邪神になりました18
目の前の悲惨な光景に戦いを仕掛けた者達は息を呑む。
セントセルス神興国が誇る軍艦が、次々と爆炎を上げて沈んでいくのだ。
アクが放った黒い光は単なる魔法弾だったが、魔法弾と言うには恐ろしく、魔法レーザーと言った方がしっくりくる。
黒い光が包み込んだ場所はまるで世界が切り取られたように姿を変えていた。
半分になった船からは爆炎が起こり、空を飛んでいた鳥人や魔法師達が姿を消していた。
「これほどまでに・・・・」
自身の横を通り過ぎたことで、コウガはその恐ろしさを痛感する。
ルーがアクの腕にぶら下がらなければ、コウガは確実に死んでいた。
戦況をマズイと感じたサキュウが動く。
「慌てるな。俺達には精霊が付いている」
12枚の羽根を羽ばたかせ、サキュウがコウガの前に降り立ちアクと対峙する。
4人の勇者と二人の美少女によって抑えられたアクを見て、サキュウはどうすればいいのか考えていた。
「考えても仕方ないだろう。今はこいつを目覚めさせるのが先だ」
そんなサキュウの前に黄色い光を放つサントンが二本の剣を構える。
「王よ、態々王が出なくても私が行きます」
サントンに随分と過保護になったセントハルクがサントンと並び立つように剛槍を構える。

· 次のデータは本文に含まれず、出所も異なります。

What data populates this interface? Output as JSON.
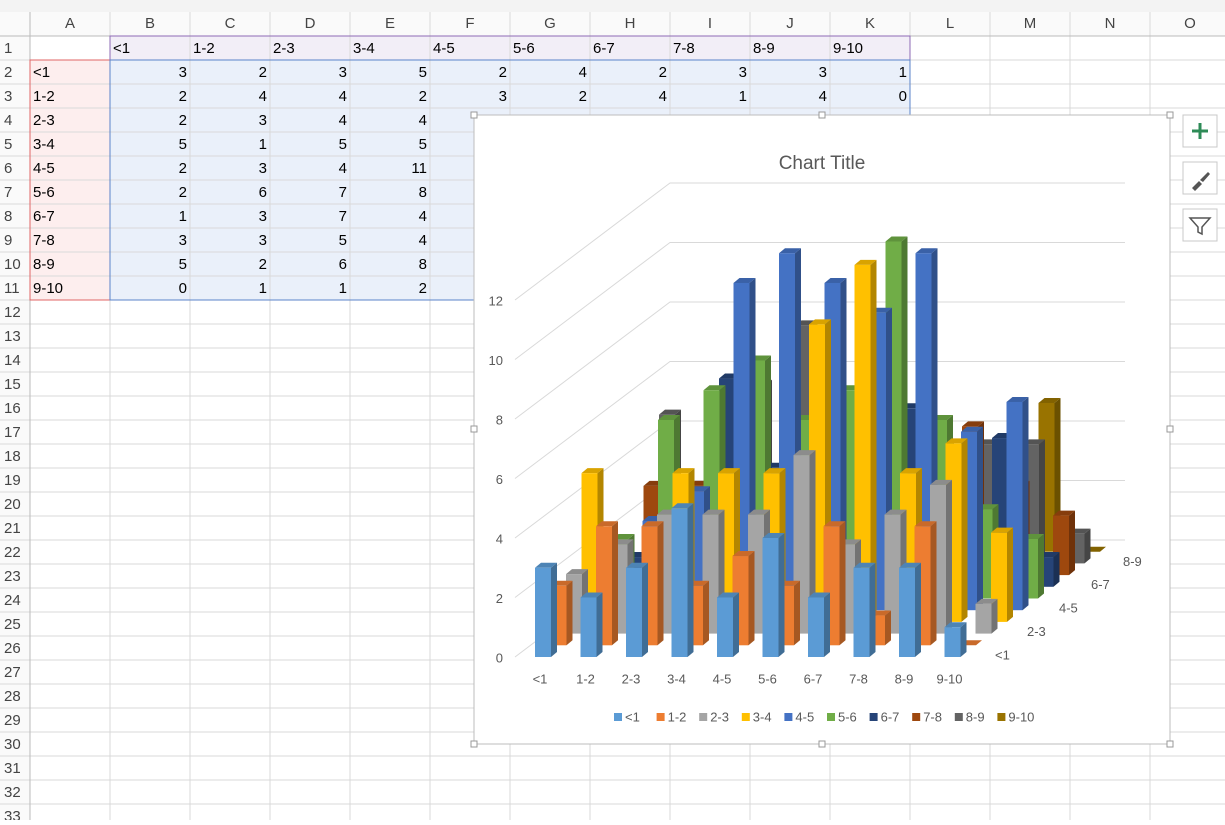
{
  "sheet": {
    "columns": [
      "A",
      "B",
      "C",
      "D",
      "E",
      "F",
      "G",
      "H",
      "I",
      "J",
      "K",
      "L",
      "M",
      "N",
      "O"
    ],
    "row_numbers": [
      1,
      2,
      3,
      4,
      5,
      6,
      7,
      8,
      9,
      10,
      11,
      12,
      13,
      14,
      15,
      16,
      17,
      18,
      19,
      20,
      21,
      22,
      23,
      24,
      25,
      26,
      27,
      28,
      29,
      30,
      31,
      32,
      33
    ],
    "header_row": [
      "<1",
      "1-2",
      "2-3",
      "3-4",
      "4-5",
      "5-6",
      "6-7",
      "7-8",
      "8-9",
      "9-10"
    ],
    "rows": [
      {
        "label": "<1",
        "values": [
          3,
          2,
          3,
          5,
          2,
          4,
          2,
          3,
          3,
          1
        ]
      },
      {
        "label": "1-2",
        "values": [
          2,
          4,
          4,
          2,
          3,
          2,
          4,
          1,
          4,
          0
        ]
      },
      {
        "label": "2-3",
        "values": [
          2,
          3,
          4,
          4
        ]
      },
      {
        "label": "3-4",
        "values": [
          5,
          1,
          5,
          5
        ]
      },
      {
        "label": "4-5",
        "values": [
          2,
          3,
          4,
          11
        ]
      },
      {
        "label": "5-6",
        "values": [
          2,
          6,
          7,
          8
        ]
      },
      {
        "label": "6-7",
        "values": [
          1,
          3,
          7,
          4
        ]
      },
      {
        "label": "7-8",
        "values": [
          3,
          3,
          5,
          4
        ]
      },
      {
        "label": "8-9",
        "values": [
          5,
          2,
          6,
          8
        ]
      },
      {
        "label": "9-10",
        "values": [
          0,
          1,
          1,
          2
        ]
      }
    ]
  },
  "chart_data": {
    "type": "bar3d",
    "title": "Chart Title",
    "categories": [
      "<1",
      "1-2",
      "2-3",
      "3-4",
      "4-5",
      "5-6",
      "6-7",
      "7-8",
      "8-9",
      "9-10"
    ],
    "ylim": [
      0,
      12
    ],
    "yticks": [
      0,
      2,
      4,
      6,
      8,
      10,
      12
    ],
    "grid": true,
    "legend": "bottom",
    "series": [
      {
        "name": "<1",
        "color": "#5b9bd5",
        "values": [
          3,
          2,
          3,
          5,
          2,
          4,
          2,
          3,
          3,
          1
        ]
      },
      {
        "name": "1-2",
        "color": "#ed7d31",
        "values": [
          2,
          4,
          4,
          2,
          3,
          2,
          4,
          1,
          4,
          0
        ]
      },
      {
        "name": "2-3",
        "color": "#a5a5a5",
        "values": [
          2,
          3,
          4,
          4,
          4,
          6,
          3,
          4,
          5,
          1
        ]
      },
      {
        "name": "3-4",
        "color": "#ffc000",
        "values": [
          5,
          1,
          5,
          5,
          5,
          10,
          12,
          5,
          6,
          3
        ]
      },
      {
        "name": "4-5",
        "color": "#4472c4",
        "values": [
          2,
          3,
          4,
          11,
          12,
          11,
          10,
          12,
          6,
          7
        ]
      },
      {
        "name": "5-6",
        "color": "#70ad47",
        "values": [
          2,
          6,
          7,
          8,
          6,
          7,
          12,
          6,
          3,
          2
        ]
      },
      {
        "name": "6-7",
        "color": "#264478",
        "values": [
          1,
          3,
          7,
          4,
          6,
          6,
          6,
          3,
          5,
          1
        ]
      },
      {
        "name": "7-8",
        "color": "#9e480e",
        "values": [
          3,
          3,
          5,
          4,
          5,
          5,
          5,
          5,
          3,
          2
        ]
      },
      {
        "name": "8-9",
        "color": "#636363",
        "values": [
          5,
          2,
          6,
          8,
          5,
          4,
          4,
          4,
          4,
          1
        ]
      },
      {
        "name": "9-10",
        "color": "#997300",
        "values": [
          0,
          1,
          1,
          2,
          4,
          2,
          3,
          2,
          5,
          0
        ]
      }
    ]
  }
}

勇者達の行動を見守っていたバンガロウ&アース組が動き出した。
「まぁ二人でやればいいだろ。そうだ、ルールイスの姫さん。あとアスガルトの姫さん、あんたらは鬼人達と協力して、軍艦やらなんやらの救助に向かってくれ」
サントンはそれぞれの能力を考えて指示を出す。
リリーセリア・ミシェル・ルールイスはずっと引きこもっていた。
異世界から勇者を召喚することに反対し、そして魔王復活を阻止するために研究を続けてきた。
しかし、彼女の力では魔王を倒すことはできない。
彼女は研究を続ければ続けるほど、自分の力の無さを痛感し、彼女ができることは人を癒すことだけだとわかったのだった。
魔王との戦いはたくさんの犠牲者を出す。
それを癒す者になりたいと考えたのだ。
「女神の抱擁」
彼女は炎上する船の上を舞い、光の魔法を行使する。
苦しんでいた者は安らぎの表情になり、傷付き動けなかった者は痛みが無くなり自身の痛いところを何度も動かしている。
「次は私」
ドロップ・ドゥ・バロックは氷の魔女という異名を持つ。
その才能は素晴らしく、アスガルトの中でも類まれなる逸材と呼ばれていた。
ドロップは海を凍らせ、爆炎を上げる船を消火する。
アスガルトという国は荒野が続き、砂地が多い。
そのため水の魔法は貴重とされている。
さらに雪の降らないアスガルトで、雪を降らせることができるドロップは他国の聖女と変わらない扱いを受けてきた。
二人の王女がアクの作り出した地獄絵図を終わらせる。
氷によって足場ができたことで、鬼人三人衆は氷の上に降りて、シノビの極意で作り出した分身を走り回らせる。
一人では脱出出来ない者や、怪我が治っても意識を失った者を探して救出していく。
5人の活躍で悲惨な状況はある程度落ち着きを取り戻した。
それを確認したことで、サキュウやコウガの心にも余裕ができた。
二人が魔王と化したアクを見れば、4人の勇者は拘束を解きルーとヨナもアクから離れていた。
アクの前にはサントンとセントハルクがいる。
それまで天ばかり見ていたアクもサントンと目を合わせるようにサントンの顔を見ていた。
「バカ野郎が!魔王なんかになりやがって……苦しいなら苦しいって言ってくれればよ……そりゃ俺もお前に甘えてたぞ。でも俺達は友だろ?バカが」
サントンは仮面に隠させたアクの顔を見て悲しくなり、そしてその瞳に自分が映っていないことを悲しんだ。
「王様、危険です」
セントハルクはいつでもアクを突けるように剛槍を構えたままだ。
「黙ってろ」
サントンはセントハルクの言葉を遮る。
「今はアクと話してるんだ。なぁアク、もしお前がおかしくなっちまってるなら俺がお前を元に戻してやる。でもな、もし声が聴こえてるなら戻ってこいよ。お前と戦うとか俺は嫌だぜ」
サントンは剣を納め、アクに手を差し出す。
「もし俺の声が聴こえているなら手を取れ、アク」
サントンの表情は信頼する仲間に向ける者に間違いなかった。
周りの者達もサントンの手をアクが取ることを願った。